Рамирский посмотрел внимательно на молодого человека, зараженного уже разочарованием. Он был недурен собою, в глазах было много огня и вместе простодушия.
   – Как для кого писать! Для прекрасного пола; и что ж лучше одушевляет поэта, как не красота?
   – Но не бездушная красота.
   – Например, вот эта, хорошенькая дама, – продолжал Рамирский, – сколько можно почерпнуть из нее вдохновений для поэзии.
   – Вот эта? Хм! она недурна собою, но глупа; я просто был от нее в отчаянии: написал ей акростих:
 
Я не люблю своей свободы,
Своей сердечной пустоты…
 
   – Извините, кажется вы писали этот акростих для Софи Луговской, – сказал Рамирский, посмотрев с удивлением на творца знакомого ему акростиха.

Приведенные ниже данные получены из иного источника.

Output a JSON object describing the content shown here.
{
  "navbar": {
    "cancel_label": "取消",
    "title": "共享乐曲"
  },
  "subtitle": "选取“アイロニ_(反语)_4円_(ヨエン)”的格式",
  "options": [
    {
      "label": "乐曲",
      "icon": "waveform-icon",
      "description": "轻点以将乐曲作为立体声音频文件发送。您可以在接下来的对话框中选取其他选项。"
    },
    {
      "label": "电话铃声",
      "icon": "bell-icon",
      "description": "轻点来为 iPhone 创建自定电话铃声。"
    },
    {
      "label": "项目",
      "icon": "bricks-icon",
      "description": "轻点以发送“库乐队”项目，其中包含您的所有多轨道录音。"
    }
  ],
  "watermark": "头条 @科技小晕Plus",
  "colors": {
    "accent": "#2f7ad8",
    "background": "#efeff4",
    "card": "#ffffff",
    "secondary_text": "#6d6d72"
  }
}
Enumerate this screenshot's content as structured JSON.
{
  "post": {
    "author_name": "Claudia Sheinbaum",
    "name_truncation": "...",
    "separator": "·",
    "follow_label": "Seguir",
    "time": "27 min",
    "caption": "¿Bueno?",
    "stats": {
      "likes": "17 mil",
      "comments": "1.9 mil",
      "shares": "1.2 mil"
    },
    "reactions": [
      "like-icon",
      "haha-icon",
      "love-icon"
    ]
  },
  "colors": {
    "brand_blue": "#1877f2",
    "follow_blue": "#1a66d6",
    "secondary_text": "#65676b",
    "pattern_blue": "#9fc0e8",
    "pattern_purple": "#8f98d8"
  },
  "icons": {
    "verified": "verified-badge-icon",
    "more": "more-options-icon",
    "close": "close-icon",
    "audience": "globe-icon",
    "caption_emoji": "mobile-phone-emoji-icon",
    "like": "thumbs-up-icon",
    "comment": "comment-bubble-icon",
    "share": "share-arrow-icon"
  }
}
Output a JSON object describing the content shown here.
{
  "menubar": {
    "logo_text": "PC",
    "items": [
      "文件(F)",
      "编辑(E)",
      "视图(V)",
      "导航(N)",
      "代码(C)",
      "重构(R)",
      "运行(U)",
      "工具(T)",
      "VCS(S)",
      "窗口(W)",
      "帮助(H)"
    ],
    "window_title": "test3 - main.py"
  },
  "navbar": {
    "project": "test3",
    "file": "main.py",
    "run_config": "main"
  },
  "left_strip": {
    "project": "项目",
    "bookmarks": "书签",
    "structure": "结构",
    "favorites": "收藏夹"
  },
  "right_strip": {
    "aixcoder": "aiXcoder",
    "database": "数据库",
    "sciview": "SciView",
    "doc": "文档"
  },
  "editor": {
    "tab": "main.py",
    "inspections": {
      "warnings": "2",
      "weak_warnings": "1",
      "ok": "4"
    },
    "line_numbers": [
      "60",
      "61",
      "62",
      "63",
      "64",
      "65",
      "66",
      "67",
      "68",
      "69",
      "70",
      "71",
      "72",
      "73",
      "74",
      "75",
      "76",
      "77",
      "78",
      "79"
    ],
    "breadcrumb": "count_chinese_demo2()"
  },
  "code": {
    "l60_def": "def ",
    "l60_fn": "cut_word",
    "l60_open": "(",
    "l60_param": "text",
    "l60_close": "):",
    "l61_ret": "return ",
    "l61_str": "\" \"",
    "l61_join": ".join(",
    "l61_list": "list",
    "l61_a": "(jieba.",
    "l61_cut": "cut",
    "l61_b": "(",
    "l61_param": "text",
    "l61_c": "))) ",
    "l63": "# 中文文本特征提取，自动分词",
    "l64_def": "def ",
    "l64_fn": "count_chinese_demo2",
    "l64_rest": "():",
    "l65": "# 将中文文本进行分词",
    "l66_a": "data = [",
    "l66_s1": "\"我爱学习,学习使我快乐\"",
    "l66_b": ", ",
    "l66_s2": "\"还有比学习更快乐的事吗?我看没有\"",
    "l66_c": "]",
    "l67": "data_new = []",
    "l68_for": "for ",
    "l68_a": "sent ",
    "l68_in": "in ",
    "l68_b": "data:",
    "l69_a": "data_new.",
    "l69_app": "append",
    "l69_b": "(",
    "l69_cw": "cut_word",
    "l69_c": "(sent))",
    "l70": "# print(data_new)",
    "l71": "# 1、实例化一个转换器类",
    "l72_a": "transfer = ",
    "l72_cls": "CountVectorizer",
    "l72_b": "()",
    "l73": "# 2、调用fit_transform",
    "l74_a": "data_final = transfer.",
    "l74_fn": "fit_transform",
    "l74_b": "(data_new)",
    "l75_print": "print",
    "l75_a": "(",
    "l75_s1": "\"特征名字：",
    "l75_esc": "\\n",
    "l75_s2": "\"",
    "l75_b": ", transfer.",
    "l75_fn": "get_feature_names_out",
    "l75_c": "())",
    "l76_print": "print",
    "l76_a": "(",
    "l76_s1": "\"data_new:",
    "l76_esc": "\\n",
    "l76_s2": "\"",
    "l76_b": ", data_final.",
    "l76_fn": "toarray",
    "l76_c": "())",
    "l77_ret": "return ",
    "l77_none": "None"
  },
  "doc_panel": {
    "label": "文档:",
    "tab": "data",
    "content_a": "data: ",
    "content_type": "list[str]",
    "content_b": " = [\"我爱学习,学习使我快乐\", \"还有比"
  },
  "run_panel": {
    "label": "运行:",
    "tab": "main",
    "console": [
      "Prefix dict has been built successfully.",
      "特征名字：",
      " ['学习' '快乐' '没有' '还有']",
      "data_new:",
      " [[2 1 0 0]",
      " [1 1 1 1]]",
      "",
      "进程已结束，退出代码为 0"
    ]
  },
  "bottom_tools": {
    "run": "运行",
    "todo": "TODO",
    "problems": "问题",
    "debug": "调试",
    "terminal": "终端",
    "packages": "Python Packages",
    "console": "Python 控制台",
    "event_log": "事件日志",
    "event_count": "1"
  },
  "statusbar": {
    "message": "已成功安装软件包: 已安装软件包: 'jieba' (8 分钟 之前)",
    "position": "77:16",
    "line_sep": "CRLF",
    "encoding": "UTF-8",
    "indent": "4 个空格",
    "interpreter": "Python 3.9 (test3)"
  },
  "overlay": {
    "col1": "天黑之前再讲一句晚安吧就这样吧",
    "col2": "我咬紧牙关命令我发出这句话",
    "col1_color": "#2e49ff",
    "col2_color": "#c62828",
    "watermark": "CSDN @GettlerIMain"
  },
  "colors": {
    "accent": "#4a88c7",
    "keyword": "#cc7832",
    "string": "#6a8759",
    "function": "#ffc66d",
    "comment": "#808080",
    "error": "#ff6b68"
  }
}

   – Ах, да, в самом деле, я и забыл.
 
Я не люблю красот природы.
Что ж я люблю? Поймешь ли ты,
Что я люблю?
 
   – Бесподобно! против таких стрел поэзии нельзя устоять: я это тотчас почувствовал; знаете ли, что Софи без памяти от вас?
   – Неужели? Однако ж эти стансы слабо вылились, – продолжал поэт, пришедший в восторг от собственных стихов и не обращавший внимания на предметы, внушающие их, как на ненужные орудия, как на подмостки, которые отбрасывают после совершения поэтического здания, – я вам прочитаю написанные в альбом одной черноокой, чернобровой:
 
Черноокая, чернобровая,
Моя душечка, жизнь сердечная!
Не пленит меня ветвь лавровая,
Дай колечко мне подвенечное!
 
   – Помилуйте, у вас целый гарем очаровательных существ, которым вы предлагаете не только вечную любовь в стихах, но даже и руку.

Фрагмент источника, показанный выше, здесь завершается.